Vaccines against leishmaniasis: using controlled human infection models to accelerate development
Published in Expert Review of Vaccines, 2021
Vivak Parkash, Paul M. Kaye, Alison M Layton, Charles J Lacey
The early part of the 20th century bought with it an abundance of small experiments in quick succession that improved the understanding of the disease, the parasite and mode of transmission.
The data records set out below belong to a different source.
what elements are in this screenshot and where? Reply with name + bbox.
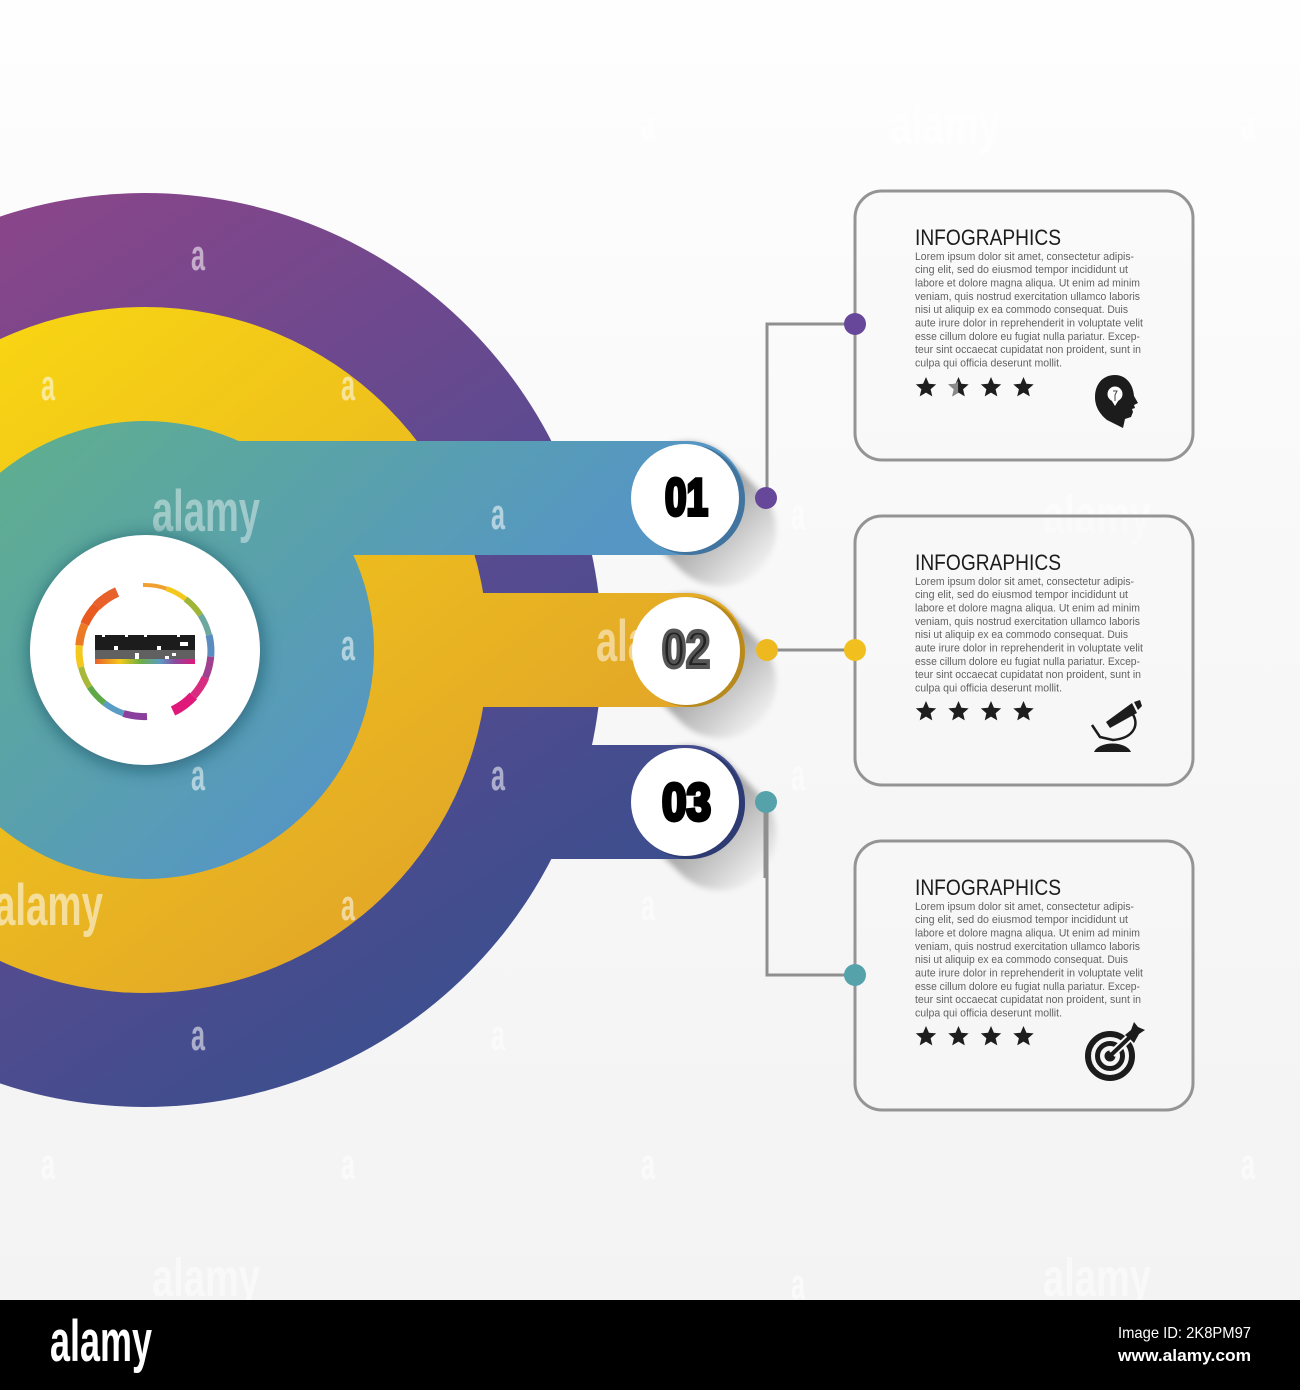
ring watermarks: a [341, 361, 355, 410]
background watermarks: a [641, 1140, 655, 1189]
ring watermarks: a [491, 490, 505, 539]
card 2 body text [915, 576, 1143, 694]
background watermarks: a [341, 1140, 355, 1189]
card 1 body text: aute irure dolor in reprehenderit in voluptate velit [915, 318, 1143, 330]
card 3 body text: culpa qui officia deserunt mollit. [915, 1008, 1062, 1020]
ring watermarks: a [491, 1011, 505, 1060]
number badge 03 [631, 748, 745, 859]
background watermarks: a [791, 751, 805, 800]
card 2 body text: aute irure dolor in reprehenderit in voluptate velit [915, 642, 1143, 654]
card 1 body text: teur sint occaecat cupidatat non proident, sunt in [915, 344, 1141, 356]
number badge 03: 03 [662, 774, 711, 832]
bar 1 blue [232, 441, 745, 555]
card 2 body text: veniam, quis nostrud exercitation ullamco laboris [915, 616, 1140, 628]
card 2 body text: teur sint occaecat cupidatat non proident, sunt in [915, 669, 1141, 681]
bar 2 yellow [460, 593, 745, 707]
card 2 body text: Lorem ipsum dolor sit amet, consectetur adipis- [915, 576, 1134, 588]
ring watermarks: a [191, 751, 205, 800]
connector dots [755, 313, 866, 986]
background watermarks: alamy [1043, 1248, 1151, 1308]
card 3 body text: labore et dolore magna aliqua. Ut enim ad minim [915, 928, 1140, 940]
card 3 [855, 841, 1193, 1110]
card 3 body text: nisi ut aliquip ex ea commodo consequat. Duis [915, 954, 1128, 966]
card 1 stars [916, 377, 1034, 396]
card 1 body text: nisi ut aliquip ex ea commodo consequat. Duis [915, 304, 1128, 316]
connector 3 [766, 802, 855, 975]
card 2 [855, 516, 1193, 785]
card 2 body text: esse cillum dolore eu fugiat nulla pariatur. Excep- [915, 656, 1140, 668]
footer bar [0, 1300, 1300, 1390]
card 2 heading: INFOGRAPHICS [915, 550, 1061, 575]
middle yellow ring [0, 307, 488, 993]
ring watermarks: alamy [596, 609, 704, 674]
card 3 stars [916, 1026, 1034, 1045]
number badge 01: 01 [665, 469, 708, 527]
background watermarks: a [41, 1140, 55, 1189]
center badge [30, 535, 260, 765]
card 2 body text: culpa qui officia deserunt mollit. [915, 682, 1062, 694]
outer purple ring [0, 193, 602, 1107]
card 3 body text: Lorem ipsum dolor sit amet, consectetur adipis- [915, 901, 1134, 913]
card 1 body text: cing elit, sed do eiusmod tempor incididunt ut [915, 264, 1128, 276]
ring watermarks: a [41, 361, 55, 410]
background watermarks: a [641, 100, 655, 149]
inner teal circle [0, 421, 374, 879]
ring watermarks: a [491, 751, 505, 800]
card 3 body text: aute irure dolor in reprehenderit in voluptate velit [915, 968, 1143, 980]
card 1 body text [915, 251, 1143, 370]
card 1 body text: veniam, quis nostrud exercitation ullamco laboris [915, 291, 1140, 303]
center title block [95, 635, 195, 664]
rainbow ring [79, 585, 211, 717]
number badge 01 [631, 444, 745, 555]
card 2 body text: labore et dolore magna aliqua. Ut enim ad minim [915, 602, 1140, 614]
card 3 body text: cing elit, sed do eiusmod tempor incididunt ut [915, 914, 1128, 926]
card 1 heading: INFOGRAPHICS [915, 225, 1061, 250]
icon: head with light bulb [1095, 375, 1138, 428]
background watermarks: a [791, 490, 805, 539]
bar 3 navy [540, 745, 745, 859]
card 1 body text: Lorem ipsum dolor sit amet, consectetur adipis- [915, 251, 1134, 263]
connector 2 [767, 648, 855, 652]
center badge shadow [29, 536, 263, 770]
connector 1 [767, 324, 855, 498]
background watermarks: a [791, 1260, 805, 1309]
card 1 body text: culpa qui officia deserunt mollit. [915, 358, 1062, 370]
ring watermarks: a [341, 621, 355, 670]
card 3 body text: veniam, quis nostrud exercitation ullamco laboris [915, 941, 1140, 953]
card 2 stars [916, 701, 1034, 720]
background watermarks: alamy [890, 95, 1000, 155]
card 1 body text: labore et dolore magna aliqua. Ut enim ad minim [915, 278, 1140, 290]
card 1 body text: esse cillum dolore eu fugiat nulla pariatur. Excep- [915, 331, 1140, 343]
ring watermarks: a [191, 231, 205, 280]
card 3 body text: esse cillum dolore eu fugiat nulla pariatur. Excep- [915, 981, 1140, 993]
ring watermarks: a [341, 881, 355, 930]
ring watermarks: alamy [152, 479, 260, 544]
background watermarks: alamy [1043, 485, 1151, 545]
long shadow: bar 2 [688, 650, 720, 682]
card 3 body text: teur sint occaecat cupidatat non proident, sunt in [915, 994, 1141, 1006]
card 2 body text: cing elit, sed do eiusmod tempor incididunt ut [915, 589, 1128, 601]
icon: microscope [1092, 700, 1142, 752]
card 1 [855, 191, 1193, 460]
long shadow: bar 3 [688, 802, 720, 834]
background watermarks: a [641, 881, 655, 930]
icon: target with arrow [1088, 1022, 1145, 1078]
number badge 02 [632, 597, 745, 707]
card 3 heading: INFOGRAPHICS [915, 875, 1061, 900]
number badge 02: 02 [662, 621, 710, 679]
footer logo: alamy [50, 1309, 152, 1374]
card 2 body text: nisi ut aliquip ex ea commodo consequat. Duis [915, 629, 1128, 641]
background watermarks: a [1241, 100, 1255, 149]
footer image id: Image ID: 2K8PM97 [1118, 1325, 1251, 1342]
ring watermarks: a [191, 1011, 205, 1060]
ring watermarks [0, 231, 704, 1060]
footer url: www.alamy.com [1117, 1346, 1251, 1365]
background watermarks: a [1241, 1140, 1255, 1189]
background watermarks: alamy [152, 1248, 260, 1308]
long shadow: bar 1 [688, 498, 720, 530]
card 3 body text [915, 901, 1143, 1020]
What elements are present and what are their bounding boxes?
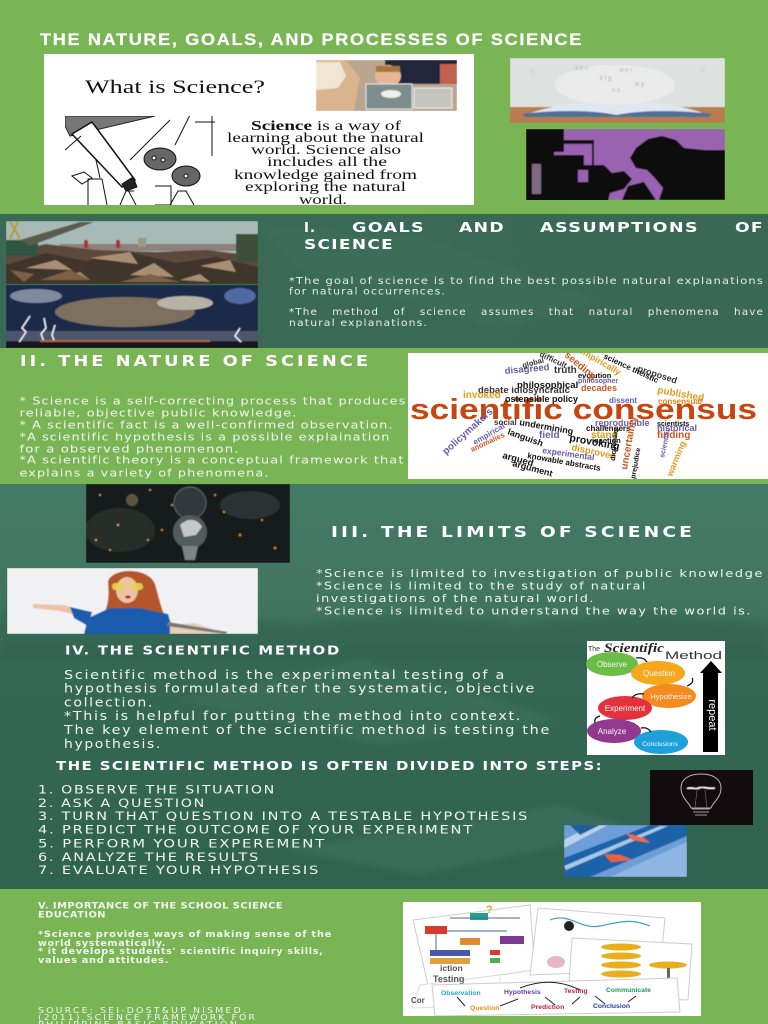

The first documented experimental transmission to humans was in 1907, using subcutaneous inoculation [40]. Further work suggested the association of the Leishmania parasite with the sand fly [41]. The role of the sand fly in transmission of the parasite was then confirmed in experiments on human participants, although these early investigations did not expose humans directly to sandflies [42]. The first documented human exposure to sand flies in an experimental setting involved xenodiagnosis to confirm transmission to non-infected sand flies from infected human participants [43]. Further pioneering work by Adler and Theodor in the early 20th century successfully confirmed the transmission of Leishmania from phlebotomine sand flies directly to humans and this has been reproduced since, as well as many experimental human infections using parenteral methods [44–51]. This early work elucidated the life cycle of the Leishmania parasite in the sand fly and the finding of transmission via sand fly bite was made. It was also demonstrated that artificial feeding on infected tissue was comparable to transmission from human to sand fly [52,53]. Subsequent studies demonstrated transmission using different sand fly and Leishmania species [54–56]. Inoculation of Leishmania infantum, causing canine leishmaniasis, into human participants, which demonstrated the ability for similar Leishmania species to infect and manifest similar disease phenotypes across mammalian species, confirmed the suggestions of an infectious reservoir across species with relevance to human disease [57].